A manual workflow_dispatch of the release workflow runs a re-sign-only path: detect reports it's not a release, so the release job skips the APK build, the version bump, and tag/release creation, and just re-signs the existing F-Droid index with the configured repo key and re-uploads. Use this for key rotation or repo recovery without publishing a new app version.

Secrets (Gitea → repo Settings → Actions → Secrets)

Secret Purpose
KEYSTORE_BASE64, KEY_PASSWORD, KEY_ALIAS App signing key — signs the APK. Losing it means existing installs can't be updated.
FDROID_KEYSTORE_BASE64 F-Droid repo signing key (keystore.p12, base64). Signs the repo index.
FDROID_CONFIG_BASE64 F-Droid config.yml (base64) — repo metadata + keystore passwords.
HETZNER_HOST, HETZNER_USER, HETZNER_PASS Upload target for the F-Droid repo.
GITHUB_TOKEN Provided by Gitea Actions; used to create the release + attach assets.
CODEBERG_RELEASE_TOKEN Codeberg access token (write:repository scope) — creates the mirrored Codeberg release + uploads the APK/checksum. Best-effort; if unset the Codeberg step skips.
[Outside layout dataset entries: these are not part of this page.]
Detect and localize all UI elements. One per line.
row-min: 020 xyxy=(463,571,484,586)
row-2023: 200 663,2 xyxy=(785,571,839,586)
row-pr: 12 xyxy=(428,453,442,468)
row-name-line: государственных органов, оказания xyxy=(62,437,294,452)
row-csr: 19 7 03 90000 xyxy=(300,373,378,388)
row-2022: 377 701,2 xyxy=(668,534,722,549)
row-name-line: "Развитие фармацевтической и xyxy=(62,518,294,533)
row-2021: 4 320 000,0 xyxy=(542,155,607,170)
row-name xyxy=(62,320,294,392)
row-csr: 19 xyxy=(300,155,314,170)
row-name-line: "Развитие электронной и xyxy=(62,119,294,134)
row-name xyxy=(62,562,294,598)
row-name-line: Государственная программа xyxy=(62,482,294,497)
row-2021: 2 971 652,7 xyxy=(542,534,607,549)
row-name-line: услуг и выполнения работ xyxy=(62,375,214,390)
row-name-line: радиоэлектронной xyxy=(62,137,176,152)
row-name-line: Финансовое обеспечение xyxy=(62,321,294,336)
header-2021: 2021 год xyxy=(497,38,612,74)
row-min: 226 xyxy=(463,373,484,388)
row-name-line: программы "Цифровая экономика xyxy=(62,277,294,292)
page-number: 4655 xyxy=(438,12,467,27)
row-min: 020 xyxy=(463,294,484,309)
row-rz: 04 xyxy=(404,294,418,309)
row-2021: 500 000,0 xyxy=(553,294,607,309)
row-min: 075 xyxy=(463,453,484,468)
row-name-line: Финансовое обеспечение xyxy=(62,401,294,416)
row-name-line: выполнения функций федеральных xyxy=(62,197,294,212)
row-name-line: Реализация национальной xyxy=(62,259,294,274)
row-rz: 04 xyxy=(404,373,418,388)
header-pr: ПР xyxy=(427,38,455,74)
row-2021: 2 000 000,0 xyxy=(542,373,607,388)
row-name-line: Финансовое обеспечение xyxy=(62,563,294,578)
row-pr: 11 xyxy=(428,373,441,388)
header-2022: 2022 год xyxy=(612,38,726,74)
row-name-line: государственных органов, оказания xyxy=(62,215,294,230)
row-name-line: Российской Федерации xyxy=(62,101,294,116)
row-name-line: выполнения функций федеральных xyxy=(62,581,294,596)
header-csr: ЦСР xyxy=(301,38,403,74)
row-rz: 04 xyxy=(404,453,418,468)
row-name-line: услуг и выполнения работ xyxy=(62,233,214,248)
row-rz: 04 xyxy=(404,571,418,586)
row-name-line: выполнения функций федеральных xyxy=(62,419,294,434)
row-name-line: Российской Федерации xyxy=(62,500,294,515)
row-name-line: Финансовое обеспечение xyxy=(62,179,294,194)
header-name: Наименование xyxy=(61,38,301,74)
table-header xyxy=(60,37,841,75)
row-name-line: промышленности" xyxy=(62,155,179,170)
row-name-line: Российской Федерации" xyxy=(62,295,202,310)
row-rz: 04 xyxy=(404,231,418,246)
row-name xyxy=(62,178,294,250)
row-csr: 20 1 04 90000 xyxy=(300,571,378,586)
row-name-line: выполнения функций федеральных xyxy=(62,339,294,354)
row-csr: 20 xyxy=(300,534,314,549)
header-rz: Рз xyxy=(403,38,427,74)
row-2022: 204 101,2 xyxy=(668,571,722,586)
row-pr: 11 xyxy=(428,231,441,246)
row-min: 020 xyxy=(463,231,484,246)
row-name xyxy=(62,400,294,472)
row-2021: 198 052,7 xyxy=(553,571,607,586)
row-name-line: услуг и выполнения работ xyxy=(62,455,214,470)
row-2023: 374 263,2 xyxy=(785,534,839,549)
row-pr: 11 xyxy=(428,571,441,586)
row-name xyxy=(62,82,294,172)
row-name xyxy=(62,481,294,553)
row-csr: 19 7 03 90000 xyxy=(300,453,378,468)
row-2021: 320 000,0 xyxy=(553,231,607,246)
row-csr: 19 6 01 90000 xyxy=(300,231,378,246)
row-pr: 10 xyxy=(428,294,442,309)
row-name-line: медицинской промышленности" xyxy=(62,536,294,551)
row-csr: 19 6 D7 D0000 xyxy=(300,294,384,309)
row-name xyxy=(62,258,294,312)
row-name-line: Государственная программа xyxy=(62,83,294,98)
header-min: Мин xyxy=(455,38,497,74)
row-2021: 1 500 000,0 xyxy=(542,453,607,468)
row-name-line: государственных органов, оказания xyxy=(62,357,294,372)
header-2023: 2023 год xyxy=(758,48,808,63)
The two keys are independent: the app key signs APKs; the repo key signs the index (its fingerprint is what users pin). Neither key nor the F-Droid config.yml is ever uploaded to the server — they live only in CI secrets and are reconstructed in-runner. If FDROID_KEYSTORE_BASE64 / FDROID_CONFIG_BASE64 are unset the workflow fails loudly rather than minting a new repo key (which would break every user's pinned fingerprint).

Key custody & recovery

  • Offline backups of both keys (and passwords) live in a password manager. These are the only safe copies — losing them is unrecoverable.
  • App key lost → no existing install can be updated again; you'd have to ship a new app under a new applicationId.
  • Repo key lost or compromised → rotate it, publish the new fingerprint in the README, and have users remove + re-add the repo. To rotate: generate a new keystore.p12 + config.yml, set them as the FDROID_* secrets, update the README fingerprint, and run the manual re-sign dispatch above.

F-Droid repo

  • URL: https://apps.dev.jeanlucmakiola.de/dev/fdroid/repo
  • Fingerprint (current): C2C0640402BF458FC0ED957AF0B37AA4C14022E72F89CE90B5965B458CF73425
  • Served from the Hetzner storage box. nginx serves only …/fdroid/repo/ — the working dir (key, config, metadata) sits above it and must never be web-reachable. After any webserver change, verify keystore.p12 and config.yml return 404 while repo/index-v2.json returns 200.

Crash deobfuscation

Each release attaches mapping-<version>.txt.gz (the R8 mapping) to its Gitea release. To deobfuscate a user stacktrace, download the mapping for that version and run it through retrace.